Pour sa deuxième exposition personnelle à la galerie Gounod, Aurore Pallet propose une dérive vers une mémoire perdue où des images intitulées « Annonces Fossiles » sourdent sous forme peintures de paysages en noir et blanc et de dessins de format panoramique. Elles surgissent comme autant de photogrammes primitifs et retrouvés d’un film disparu. Ils pourraient être les plans de ses séquences, uniques traces d’un scénario oublié.
Il y a là des lieux symboliques : montagne, rive, île, ciel qui permettent la progression d’une recherche autour de « l’esprit des lieux » décliné hors contexte temporel précis en ce qui devient des images mentales. Elles permettent au regardeur de se les approprier afin de reconstruire une histoire personnelle : « À l’origine de ces peintures, peut-être, il y avait un chemin caillouteux entouré de blocs informes ; comme si le crépuscule, devenu un instant immobile, s’était tout à coup arrêté là. Et puis, plus loin derrière une plaine, l’idée de ravins cachés, de pierres renversées, de crêtes indistinctes. Avec ces Annonces Fossiles, j’ai voulu traverser un espace. Cet espace n’était pas celui d’une réflexion ; c’était celui, immersif, du mouvement aléatoire des images mentales. Comme lorsque dans le train, le paysage qui défile sous nos yeux se transforme et disparaît pour laisser place à un flux incontrôlé de pensées flottantes. » Et l’artiste d’ajouter « La peinture n’est pas la question. »

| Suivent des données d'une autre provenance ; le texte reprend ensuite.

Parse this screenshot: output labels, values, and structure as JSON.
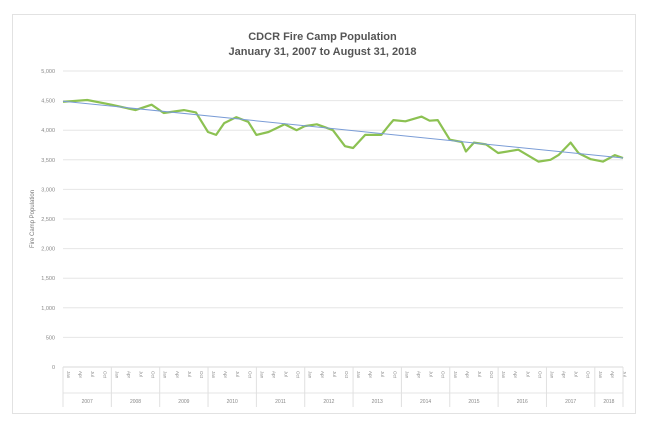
{
  "chart_data": {
    "type": "line",
    "title": "CDCR Fire Camp Population",
    "subtitle": "January 31, 2007 to August 31, 2018",
    "xlabel": "",
    "ylabel": "Fire Camp Population",
    "ylim": [
      0,
      5000
    ],
    "yticks": [
      "0",
      "500",
      "1,000",
      "1,500",
      "2,000",
      "2,500",
      "3,000",
      "3,500",
      "4,000",
      "4,500",
      "5,000"
    ],
    "ytick_values": [
      0,
      500,
      1000,
      1500,
      2000,
      2500,
      3000,
      3500,
      4000,
      4500,
      5000
    ],
    "month_labels": [
      "Jan",
      "Apr",
      "Jul",
      "Oct"
    ],
    "years": [
      "2007",
      "2008",
      "2009",
      "2010",
      "2011",
      "2012",
      "2013",
      "2014",
      "2015",
      "2016",
      "2017",
      "2018"
    ],
    "grid": true,
    "legend": "none",
    "colors": {
      "series": "#8cc152",
      "trend": "#7a9cd6",
      "grid": "#e6e6e6"
    },
    "series": [
      {
        "x": [
          "2007-01",
          "2007-07",
          "2008-01",
          "2008-07",
          "2008-11",
          "2009-02",
          "2009-07",
          "2009-10",
          "2010-01",
          "2010-03",
          "2010-05",
          "2010-08",
          "2010-11",
          "2011-01",
          "2011-04",
          "2011-08",
          "2011-11",
          "2012-01",
          "2012-04",
          "2012-06",
          "2012-08",
          "2012-11",
          "2013-01",
          "2013-04",
          "2013-08",
          "2013-10",
          "2013-11",
          "2014-02",
          "2014-06",
          "2014-08",
          "2014-10",
          "2015-01",
          "2015-04",
          "2015-05",
          "2015-07",
          "2015-10",
          "2016-01",
          "2016-06",
          "2016-11",
          "2017-02",
          "2017-04",
          "2017-07",
          "2017-09",
          "2017-12",
          "2018-03",
          "2018-06",
          "2018-08"
        ],
        "values": [
          4480,
          4510,
          4430,
          4340,
          4430,
          4290,
          4340,
          4300,
          3970,
          3920,
          4120,
          4220,
          4140,
          3920,
          3970,
          4100,
          4000,
          4070,
          4100,
          4050,
          4000,
          3730,
          3700,
          3920,
          3920,
          4090,
          4170,
          4150,
          4230,
          4160,
          4170,
          3840,
          3800,
          3640,
          3790,
          3760,
          3615,
          3670,
          3470,
          3500,
          3580,
          3790,
          3610,
          3510,
          3470,
          3580,
          3530
        ]
      }
    ],
    "trendline": {
      "type": "linear",
      "start": [
        "2007-01",
        4490
      ],
      "end": [
        "2018-08",
        3530
      ]
    }
  }
}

Néanmoins, toute la question est là. Grâce au noir et au blanc. Juste un peu colorés parfois. L’œil et l’esprit voyagent au sein de fonds marins, d’horizons perdus qui sont tout autant des paysages intérieurs fascinants et qui emportent et médusent. L’artiste devient Mélusine en de telles scénarisations impalpables. Elles sont autant médiums, mirages, fantômes nocturnes fragiles dont le pourquoi et le comment échappent. Il y à là un rêve d’harmonie inconnue. Et après tout qu’importe le sens. La masse volatile, boréale saisit. Il y a là une matière inconnue, non détectée qui appartient à toutes ces choses que l’œil humain ne pourra jamais voir, à la mesure d’une immensité, « intranquilles » et insaisissables.
L’œuvre devient la tentative pour attraper ces mystères qui sont autant ceux des souvenirs de l’enfance et des cauchemars que ceux d’une mémoire plus antérieure encore et qui nous dépasse.
jean-paul gavard-perret
Aurore Pallet, Les Annonces Fossiles, Exposition du 7 février au 28 mars 2015, Galerie Isabelle Gounod, Paris.